Mitte des 19. Jahrhunderts kamen die ersten Volksschulen auf. Lange wurde davon ausgegangen, dass bereits damals Fremdsprachen unterrichtet wurden. Doch dem war nicht so. In den Kantonen Fribourg, Tessin und Zürich gab es zwar anfänglich einen Fremdsprachenunterricht, dieser verschwand jedoch mit dem Aufkommen der kantonalen Lehrpläne. Ausnahmen bildeten die Kantone Genf, Schaffhausen und Basel-Stadt.
Weshalb manche Kantone dennoch Fremdsprachen unterrichteten
Vor der Einführung des Fremdsprachenunterrichts in Basler Volksschulen, wurde dieser nur in Gymnasien erteilt. Weil sich Eltern wirtschaftliche Vorteile vom Französischunterricht erhofften, drängten diese ihre Sprösslinge in Gymnasien. Die weniger begüterten Kinder wurden ins Welschland geschickt. Beides kam bei den Basler Pädagogen nicht gut an. Die Gymnasiallehrer monierten, dass viele ihrer SchülerInnen für das Gymnasium nicht geeignet seien und Erziehungsexperten warnten vor den moralisch und geistig schädlichen Welschlandaufenthalten.
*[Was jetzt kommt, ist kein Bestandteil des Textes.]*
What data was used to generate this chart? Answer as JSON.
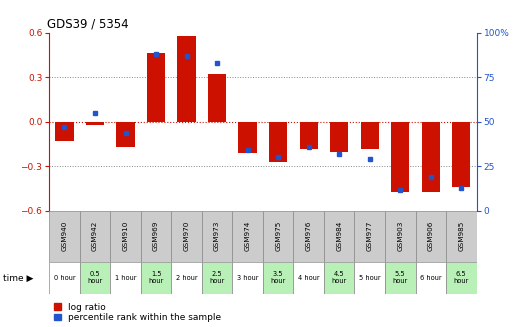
{
  "title": "GDS39 / 5354",
  "gsm_labels": [
    "GSM940",
    "GSM942",
    "GSM910",
    "GSM969",
    "GSM970",
    "GSM973",
    "GSM974",
    "GSM975",
    "GSM976",
    "GSM984",
    "GSM977",
    "GSM903",
    "GSM906",
    "GSM985"
  ],
  "time_labels": [
    "0 hour",
    "0.5\nhour",
    "1 hour",
    "1.5\nhour",
    "2 hour",
    "2.5\nhour",
    "3 hour",
    "3.5\nhour",
    "4 hour",
    "4.5\nhour",
    "5 hour",
    "5.5\nhour",
    "6 hour",
    "6.5\nhour"
  ],
  "time_bg": [
    "#ffffff",
    "#b8f0b8",
    "#ffffff",
    "#b8f0b8",
    "#ffffff",
    "#b8f0b8",
    "#ffffff",
    "#b8f0b8",
    "#ffffff",
    "#b8f0b8",
    "#ffffff",
    "#b8f0b8",
    "#ffffff",
    "#b8f0b8"
  ],
  "log_ratio": [
    -0.13,
    -0.02,
    -0.17,
    0.46,
    0.58,
    0.32,
    -0.21,
    -0.27,
    -0.18,
    -0.2,
    -0.18,
    -0.47,
    -0.47,
    -0.44
  ],
  "percentile": [
    47,
    55,
    44,
    88,
    87,
    83,
    34,
    30,
    36,
    32,
    29,
    12,
    19,
    13
  ],
  "ylim": [
    -0.6,
    0.6
  ],
  "yticks": [
    -0.6,
    -0.3,
    0.0,
    0.3,
    0.6
  ],
  "right_ylim": [
    0,
    100
  ],
  "right_yticks": [
    0,
    25,
    50,
    75,
    100
  ],
  "bar_color": "#cc1100",
  "dot_color": "#2255cc",
  "bar_width": 0.6,
  "gsm_bg": "#cccccc",
  "legend_labels": [
    "log ratio",
    "percentile rank within the sample"
  ]
}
Die unter Druck geratenen Basler Behörden führten daraufhin den Französischunterricht zuerst in den Knaben- und später auch in den Mädchenschulen ein.
Auch in Schaffhausen gaben die Behörden dem Druck der Eltern nach, die Petitionen einreichten und mit der Abwanderung in Privatschulen drohten.
Welche Rolle spielte der nationale Zusammenhalt?
Obwohl es Anfang des 20. Jahrhunderts den Konsens gab, dass der Fremdsprachenunterricht förderlich für den nationalen Zusammenhalt sei, spielten solche Argumente in der Praxis kaum eine Rolle. In der EDK und in den deutschsprachigen Kantonen wurde eher darüber diskutiert, dass die SchülerInnen vor allem Hochdeutsch lernen sollten, und manche auch nicht fähig seien, Französisch zu lernen.
Bloss bei Minderheiten war der nationale Zusammenhalt ein Thema. Interessant: Je kleiner die Minderheit, desto weniger umstritten war der Fremdsprachenunterricht.
Wirtschaftliche Faktoren wichtiger als nationaler Zusammenhalt
Überraschend ist, wie stark die Sprachenpolitik damals von unten her bestimmt wurde, von Lehrern und Eltern. Ausschlaggebend waren dabei vor allem wirtschaftliche Faktoren. Wie dies auch heute noch der Fall ist, wenn man sich die Diskussionen ums Frühfranzösisch in der Deutschschweiz anschaut. Und wirtschaftliche Faktoren unterminieren nach wie vor das auch in heutigen Lehrplänen auftauchende Argument des nationalen Zusammenhalts.